On Wed, Jul 30, 2014 at 4:58 AM, reox <[email protected]> wrote:
> ...
>
> I do not understand what is the problem here? Does anyone have more
> information?
Taking from the 4th paragraph under "How It Works":

<quote>
The Android package installer makes no attempt to verify the
authenticity of a certificate chain; in other words, an identity can
claim to be issued by another identity, and the Android cryptographic
code will not verify the claim
</quote>

*If* I am reading the 4th paragraph correctly, it appears (and using
Adobe as an example):

The app is using a certificate that is *not* self-signed. The app's
certificate has an Issuer Distinguished Name of Adobe. However, the
system does not verify Adobe actually issued the app's certificate The
verification system is just performing a string comparison of the
distinguished names.

Actually, that is the case.
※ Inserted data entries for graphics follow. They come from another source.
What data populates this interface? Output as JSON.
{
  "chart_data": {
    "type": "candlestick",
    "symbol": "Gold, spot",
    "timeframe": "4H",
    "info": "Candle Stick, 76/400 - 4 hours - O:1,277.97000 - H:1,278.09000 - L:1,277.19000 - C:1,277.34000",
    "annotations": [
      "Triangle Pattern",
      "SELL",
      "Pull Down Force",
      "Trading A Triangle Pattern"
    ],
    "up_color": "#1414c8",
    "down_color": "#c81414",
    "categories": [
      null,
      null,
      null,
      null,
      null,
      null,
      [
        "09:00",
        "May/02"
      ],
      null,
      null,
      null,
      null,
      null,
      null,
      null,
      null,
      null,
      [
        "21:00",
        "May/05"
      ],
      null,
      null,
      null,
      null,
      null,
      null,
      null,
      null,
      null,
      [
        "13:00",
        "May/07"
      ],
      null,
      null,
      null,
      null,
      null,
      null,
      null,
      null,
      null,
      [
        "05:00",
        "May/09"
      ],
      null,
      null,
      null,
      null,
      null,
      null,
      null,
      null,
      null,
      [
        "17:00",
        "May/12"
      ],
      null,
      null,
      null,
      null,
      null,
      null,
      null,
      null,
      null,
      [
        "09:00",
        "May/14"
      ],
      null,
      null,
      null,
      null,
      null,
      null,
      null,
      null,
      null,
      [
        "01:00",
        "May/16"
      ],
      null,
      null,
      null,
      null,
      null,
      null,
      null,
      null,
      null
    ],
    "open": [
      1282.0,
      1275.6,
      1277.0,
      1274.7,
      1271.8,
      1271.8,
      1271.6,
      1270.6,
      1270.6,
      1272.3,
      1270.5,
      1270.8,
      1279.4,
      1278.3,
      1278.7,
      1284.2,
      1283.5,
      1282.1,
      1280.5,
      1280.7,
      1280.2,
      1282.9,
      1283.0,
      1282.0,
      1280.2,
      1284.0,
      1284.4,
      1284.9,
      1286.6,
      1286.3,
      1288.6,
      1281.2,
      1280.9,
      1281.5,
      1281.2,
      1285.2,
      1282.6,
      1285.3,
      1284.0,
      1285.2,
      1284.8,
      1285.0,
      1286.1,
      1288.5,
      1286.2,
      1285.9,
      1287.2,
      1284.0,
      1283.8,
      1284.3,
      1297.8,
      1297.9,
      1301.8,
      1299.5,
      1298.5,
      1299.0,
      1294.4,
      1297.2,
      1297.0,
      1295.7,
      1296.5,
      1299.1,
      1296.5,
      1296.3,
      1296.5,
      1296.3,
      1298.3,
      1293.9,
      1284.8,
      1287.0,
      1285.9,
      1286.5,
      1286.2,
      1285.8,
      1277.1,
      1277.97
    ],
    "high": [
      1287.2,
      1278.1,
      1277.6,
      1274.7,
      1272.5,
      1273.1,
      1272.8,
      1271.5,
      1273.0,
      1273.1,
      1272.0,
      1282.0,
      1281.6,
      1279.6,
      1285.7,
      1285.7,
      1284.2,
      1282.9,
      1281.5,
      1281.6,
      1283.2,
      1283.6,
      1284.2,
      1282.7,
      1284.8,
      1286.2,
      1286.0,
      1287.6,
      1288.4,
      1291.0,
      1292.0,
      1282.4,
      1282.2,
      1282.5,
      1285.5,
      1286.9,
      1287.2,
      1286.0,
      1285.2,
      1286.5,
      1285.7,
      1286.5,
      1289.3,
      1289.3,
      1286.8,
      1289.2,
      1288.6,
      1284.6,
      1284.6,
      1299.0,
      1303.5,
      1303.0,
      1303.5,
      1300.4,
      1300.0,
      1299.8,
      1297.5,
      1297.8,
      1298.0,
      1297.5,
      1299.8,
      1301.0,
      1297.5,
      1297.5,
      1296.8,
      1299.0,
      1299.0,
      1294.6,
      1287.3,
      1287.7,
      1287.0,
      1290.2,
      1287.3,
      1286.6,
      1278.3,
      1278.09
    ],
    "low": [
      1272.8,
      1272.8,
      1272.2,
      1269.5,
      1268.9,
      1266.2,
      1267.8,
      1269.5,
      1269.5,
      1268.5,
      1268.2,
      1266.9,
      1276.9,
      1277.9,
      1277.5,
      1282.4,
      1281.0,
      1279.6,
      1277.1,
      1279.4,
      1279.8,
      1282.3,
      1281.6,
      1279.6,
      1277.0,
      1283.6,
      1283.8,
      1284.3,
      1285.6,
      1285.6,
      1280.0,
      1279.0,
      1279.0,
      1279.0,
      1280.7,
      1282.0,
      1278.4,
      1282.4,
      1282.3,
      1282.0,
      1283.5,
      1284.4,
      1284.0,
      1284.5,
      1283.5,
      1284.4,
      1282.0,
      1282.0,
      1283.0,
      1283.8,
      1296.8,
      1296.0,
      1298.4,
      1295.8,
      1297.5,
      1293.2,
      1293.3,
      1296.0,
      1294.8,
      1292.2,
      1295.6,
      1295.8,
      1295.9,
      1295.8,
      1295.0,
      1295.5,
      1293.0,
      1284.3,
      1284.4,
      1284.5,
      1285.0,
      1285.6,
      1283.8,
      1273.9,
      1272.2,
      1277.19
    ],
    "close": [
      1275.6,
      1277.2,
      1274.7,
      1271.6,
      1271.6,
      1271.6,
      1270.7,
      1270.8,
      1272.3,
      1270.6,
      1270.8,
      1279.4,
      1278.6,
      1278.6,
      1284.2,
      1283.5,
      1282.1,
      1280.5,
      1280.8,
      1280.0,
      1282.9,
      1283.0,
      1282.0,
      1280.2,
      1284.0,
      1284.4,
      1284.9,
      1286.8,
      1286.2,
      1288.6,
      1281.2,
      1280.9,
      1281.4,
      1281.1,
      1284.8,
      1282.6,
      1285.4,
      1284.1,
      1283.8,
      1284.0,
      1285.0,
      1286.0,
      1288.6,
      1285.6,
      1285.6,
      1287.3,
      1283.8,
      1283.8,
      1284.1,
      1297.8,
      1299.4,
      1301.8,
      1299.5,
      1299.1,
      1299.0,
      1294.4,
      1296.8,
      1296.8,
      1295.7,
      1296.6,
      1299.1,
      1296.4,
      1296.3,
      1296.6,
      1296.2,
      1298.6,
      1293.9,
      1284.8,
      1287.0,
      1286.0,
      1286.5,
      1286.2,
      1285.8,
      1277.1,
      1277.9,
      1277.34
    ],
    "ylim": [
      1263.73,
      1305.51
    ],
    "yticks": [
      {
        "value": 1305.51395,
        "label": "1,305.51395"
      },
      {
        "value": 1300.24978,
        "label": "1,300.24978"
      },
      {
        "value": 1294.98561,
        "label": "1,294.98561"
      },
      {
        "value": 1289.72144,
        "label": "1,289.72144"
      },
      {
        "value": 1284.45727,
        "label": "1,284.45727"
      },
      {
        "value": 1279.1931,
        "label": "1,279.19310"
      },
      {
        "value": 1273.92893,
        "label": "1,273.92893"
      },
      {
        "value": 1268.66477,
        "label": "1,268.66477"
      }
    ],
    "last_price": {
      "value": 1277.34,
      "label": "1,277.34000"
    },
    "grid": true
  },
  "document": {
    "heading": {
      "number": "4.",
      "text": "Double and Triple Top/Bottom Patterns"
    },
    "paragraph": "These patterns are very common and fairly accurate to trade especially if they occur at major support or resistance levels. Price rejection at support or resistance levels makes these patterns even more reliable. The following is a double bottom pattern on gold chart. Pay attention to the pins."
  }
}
From the 6th paragraph:

<quote>
... instead defaulting to simple subjectDN to issuerDN string matching
</quote>

To summarize, signature verification on the chain is not being
performed. Rather, a simpler [insecure] algorithm is used that
consists of Distinguished Name matching.

I attached an image that shows the relationship between Issuers and
Subjects. It was ripped from Peter Gutmann's Engineering Security book
(https://www.cs.auckland.ac.nz/~pgut001/pubs/book.pdf). It should help
you visualize what's going on.

That's another good find by Forristal.